Une réponse de la Commission nationale chinoise de la Santé ? En quelque sorte, puisqu’elle décide alors de cesser toute publication de ces chiffres. Rassurant, quand on sait que le site Reuters anticipe un bilan 2023 atteignant le million de morts, alors que la compagnie spécialisée Airfinity estime que ce bilan est déjà atteint, deux mois après la levée des restrictions.
Des prévisions économiques préoccupantes
Une autre difficulté vient s’ajouter, celle de la reprise des activités normales, et avec elle son lot de perdants. En effet des milliers de postes avaient été créés spécialement pour appliquer les mesures drastiques du gouvernement, et qui dit phase finale de la pandémie dit également phase terminale pour ces emplois de circonstances. Sans avertissement préalable, parfois même sans salaire depuis des mois, ces nouveaux chômeurs alimentent la gronde, accompagnés des entreprises qui en avaient fait leur business. « Le seul déploiement des tests PCR en Chine coûtait au pays 2% de son PIB chaque année, soit autant que le budget de la défense », lit-on sur le site de France Info.
Tout cela s’ajoute à un problème latent, aux multiples facteurs : l’économie chinoise va mal. En premier lieu du fait de sa population vieillissante, qui en plus d’être d’autant plus vulnérable aux effets du Covid, n’est plus suffisamment dynamique pour maintenir le rythme de croissance qui a fait son ascension et qui aurait dû permettre de surpasser les États-Unis au plan du hard power. Pire encore : la population diminue déjà, et la tendance lourde devrait voir le géant réduit à 600 millions d’habitants à l’horizon 2100. La part des pensions de retraites représentera alors 20 % du PIB contre 4 % aujourd’hui, tandis que les investissements et la construction immobilière, surdimensionnés, risquent d’engendrer de sérieux problèmes financiers, car le secteur concentre massivement l’épargne chinoise. La Chine doit construire, même si sa population baisse, et se retrouve dans une impasse.
Une perspective alarmante, alors que le PIB de la deuxième économie mondiale n’a augmenté en 2022 que de 3 %, un chiffre archaïque que la Chine n’avait pas revu depuis 1976 à l’exception du pic de crise Covid en 2020. Certains facteurs soient propres à 2022, comme les sécheresses qui freiné la production hydroélectrique – si l’on exclue qu’ils puissent se faire plus fréquents pour raisons climatiques. Mais d’autres comme le chômage des jeunes à 18,4 % au printemps 2022 fait craindre une difficile sortie de la léthargie du pays depuis le premier confinement.

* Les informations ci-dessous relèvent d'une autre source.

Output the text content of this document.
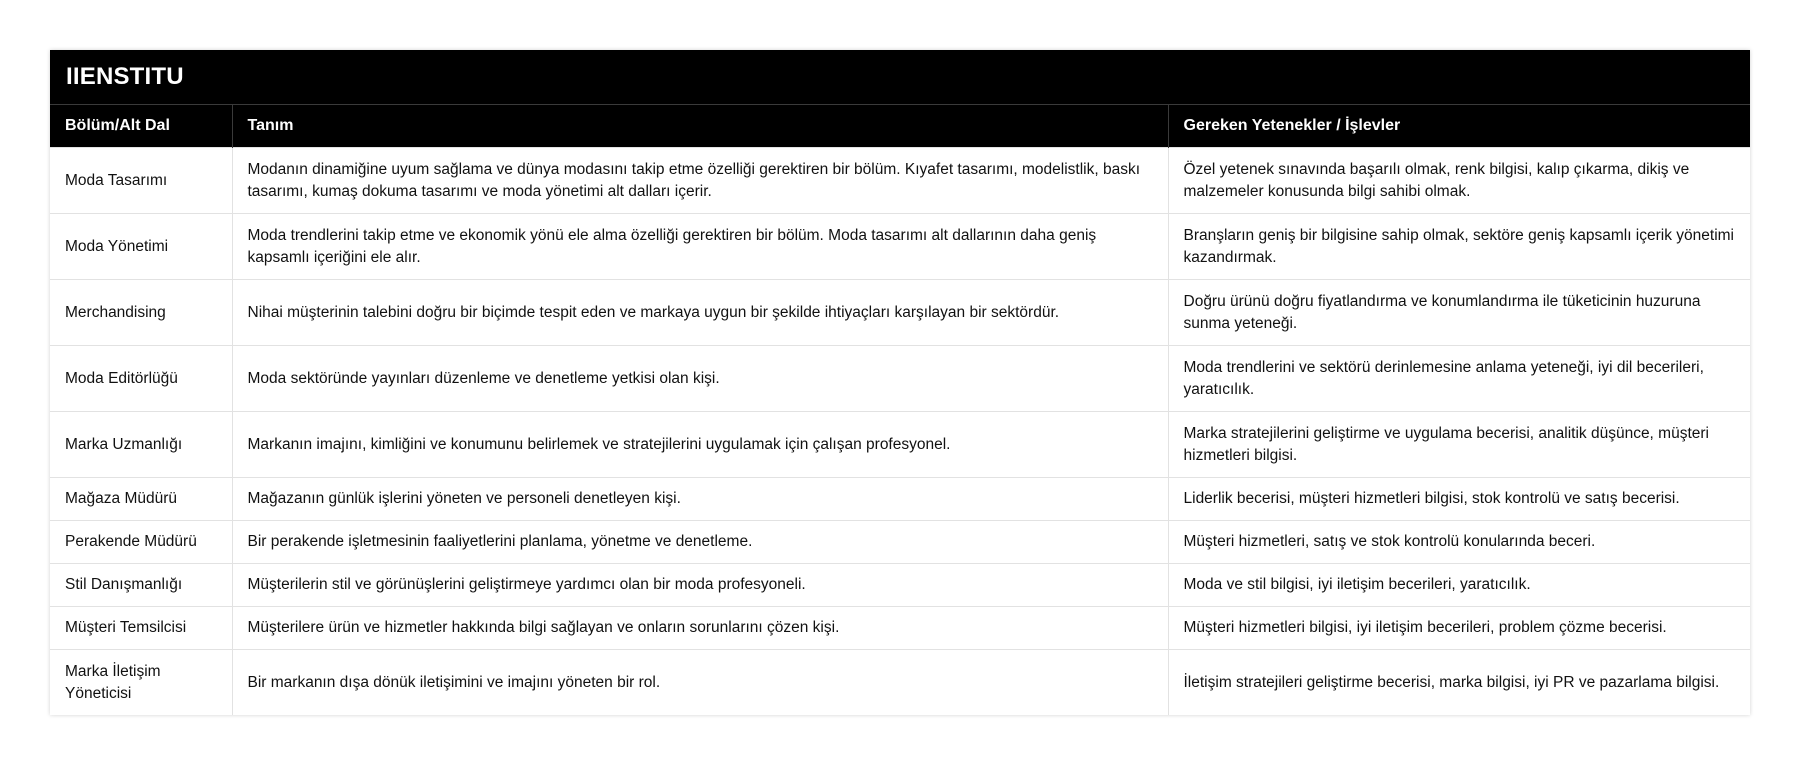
IIENSTITU
Bölüm/Alt Dal	Tanım	Gereken Yetenekler / İşlevler
Moda Tasarımı	Modanın dinamiğine uyum sağlama ve dünya modasını takip etme özelliği gerektiren bir bölüm. Kıyafet tasarımı, modelistlik, baskı tasarımı, kumaş dokuma tasarımı ve moda yönetimi alt dalları içerir.	Özel yetenek sınavında başarılı olmak, renk bilgisi, kalıp çıkarma, dikiş ve malzemeler konusunda bilgi sahibi olmak.
Moda Yönetimi	Moda trendlerini takip etme ve ekonomik yönü ele alma özelliği gerektiren bir bölüm. Moda tasarımı alt dallarının daha geniş kapsamlı içeriğini ele alır.	Branşların geniş bir bilgisine sahip olmak, sektöre geniş kapsamlı içerik yönetimi kazandırmak.
Merchandising	Nihai müşterinin talebini doğru bir biçimde tespit eden ve markaya uygun bir şekilde ihtiyaçları karşılayan bir sektördür.	Doğru ürünü doğru fiyatlandırma ve konumlandırma ile tüketicinin huzuruna sunma yeteneği.
Moda Editörlüğü	Moda sektöründe yayınları düzenleme ve denetleme yetkisi olan kişi.	Moda trendlerini ve sektörü derinlemesine anlama yeteneği, iyi dil becerileri, yaratıcılık.
Marka Uzmanlığı	Markanın imajını, kimliğini ve konumunu belirlemek ve stratejilerini uygulamak için çalışan profesyonel.	Marka stratejilerini geliştirme ve uygulama becerisi, analitik düşünce, müşteri hizmetleri bilgisi.
Mağaza Müdürü	Mağazanın günlük işlerini yöneten ve personeli denetleyen kişi.	Liderlik becerisi, müşteri hizmetleri bilgisi, stok kontrolü ve satış becerisi.
Perakende Müdürü	Bir perakende işletmesinin faaliyetlerini planlama, yönetme ve denetleme.	Müşteri hizmetleri, satış ve stok kontrolü konularında beceri.
Stil Danışmanlığı	Müşterilerin stil ve görünüşlerini geliştirmeye yardımcı olan bir moda profesyoneli.	Moda ve stil bilgisi, iyi iletişim becerileri, yaratıcılık.
Müşteri Temsilcisi	Müşterilere ürün ve hizmetler hakkında bilgi sağlayan ve onların sorunlarını çözen kişi.	Müşteri hizmetleri bilgisi, iyi iletişim becerileri, problem çözme becerisi.
Marka İletişim Yöneticisi	Bir markanın dışa dönük iletişimini ve imajını yöneten bir rol.	İletişim stratejileri geliştirme becerisi, marka bilgisi, iyi PR ve pazarlama bilgisi.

Un pouvoir défié, mais pas défait
Malgré le placement minutieux de ses propres sbires au sein des organes de pouvoir, lors du grand congrès de novembre dernier, Xi Jinping a de plus en plus de mal à maintenir son image de leader incontesté – car infaillible. Il est difficile de connaître l’avis des membres du parti, d’autant que la purge de ces dernières années (pour « corruption ») n’a fait que renforcer la docilité de la plupart d’entre eux. En revanche l’application seulement partielle de certaines des mesures dictées à la ville de Shangaï, par exemple, ont fait apparaître certaines failles internes.
La population quant à elle se rend de plus en plus compte que les règles quasi dogmatiques de son chef d’Etat ne correspondent pas au slogan « préserver la vie avant tout ». Pour qui se réjouirait de cette – très – lente prise de conscience, « Attention, le Covid seul ne fera pas tomber le gouvernement », rappelle Steve Tsang. L’année s’annonce très dure pour la population chinoise.